Mistake #4 Parents Make With Teenagers: Making Molehills Out of Mountains

In my last few blogs I’ve tackled three mistakes that parents make, expecting the worse, looking for parenting answers in others, and making mountains out of molehills.  Now I’m going to do a little bit of a reverse in parenting mistake #4, which is making molehills out of mountains.

Just as parents can make a big deal out of something not so significant, the opposite is true.  However, this is probably one of the most dangerous mistakes that parents can make.

Whenever parents suspect a serious issue is going on, it’s important to take action.  The problem is that we don’t always know.  Or we aren’t sure if it’s just normal teenage behavior.

This is true with issues such as drinking and drugs. But it’s also critical when considering other problems such as depression or sexual activity.

I failed to recognize some signs of trouble in one of my teenagers about a year and a half ago.  They probably started toward the end of middle school but my blinders were on.

By the time everything came out in the open, I felt as if I had been blindsided.  The magnitude of what I first considered to be normal teenage stuff was so much more.

Although I didn’t have clear signs, I did have inclinations.  And I’ve since learned that they need to be taken seriously.  It’s more important to follow up on something and be wrong, then to have everything spiral out of control.
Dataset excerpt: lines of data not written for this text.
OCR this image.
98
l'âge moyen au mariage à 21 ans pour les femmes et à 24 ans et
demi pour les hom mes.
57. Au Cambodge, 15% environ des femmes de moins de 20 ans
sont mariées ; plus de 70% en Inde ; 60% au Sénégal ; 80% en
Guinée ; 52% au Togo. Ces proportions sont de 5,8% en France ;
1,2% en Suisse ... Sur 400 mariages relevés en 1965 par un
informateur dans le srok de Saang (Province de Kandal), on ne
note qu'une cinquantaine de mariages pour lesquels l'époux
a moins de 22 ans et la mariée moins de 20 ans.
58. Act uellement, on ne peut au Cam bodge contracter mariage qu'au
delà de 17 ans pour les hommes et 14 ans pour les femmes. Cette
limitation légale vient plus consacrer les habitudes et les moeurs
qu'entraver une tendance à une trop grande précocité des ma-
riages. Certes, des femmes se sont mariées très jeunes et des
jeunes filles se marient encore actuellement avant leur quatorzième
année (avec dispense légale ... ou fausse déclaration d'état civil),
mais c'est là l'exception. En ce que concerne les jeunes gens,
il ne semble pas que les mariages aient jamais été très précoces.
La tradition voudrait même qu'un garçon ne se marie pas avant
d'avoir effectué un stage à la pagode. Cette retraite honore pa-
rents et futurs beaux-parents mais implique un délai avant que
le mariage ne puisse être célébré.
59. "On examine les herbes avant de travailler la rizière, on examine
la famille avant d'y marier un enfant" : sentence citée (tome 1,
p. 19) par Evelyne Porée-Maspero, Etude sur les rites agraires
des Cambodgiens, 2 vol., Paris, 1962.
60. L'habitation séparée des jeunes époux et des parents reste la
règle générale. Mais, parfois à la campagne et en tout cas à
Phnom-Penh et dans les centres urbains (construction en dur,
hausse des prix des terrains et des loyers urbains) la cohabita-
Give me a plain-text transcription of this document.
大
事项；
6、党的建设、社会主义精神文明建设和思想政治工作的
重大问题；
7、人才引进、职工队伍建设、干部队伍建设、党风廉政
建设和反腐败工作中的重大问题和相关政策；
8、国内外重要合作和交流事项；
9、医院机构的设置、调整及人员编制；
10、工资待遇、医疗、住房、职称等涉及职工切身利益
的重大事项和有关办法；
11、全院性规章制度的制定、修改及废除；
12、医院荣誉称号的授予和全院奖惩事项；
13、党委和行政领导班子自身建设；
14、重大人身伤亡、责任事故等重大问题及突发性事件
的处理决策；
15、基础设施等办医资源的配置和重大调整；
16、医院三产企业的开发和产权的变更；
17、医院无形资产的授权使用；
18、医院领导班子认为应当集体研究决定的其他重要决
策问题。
Granted, there are things that teenagers seem to be notorious for doing.  But just because it’s considered “typical,” doesn’t mean it should be ignored.  Making molehills out of mountains could set your teenager up for serious trouble later on.

I have learned to trust my mother’s instinct.  So now I ask a lot more questions.  At times it’s unwelcomed by my teenagers but deep down, I believe they understand.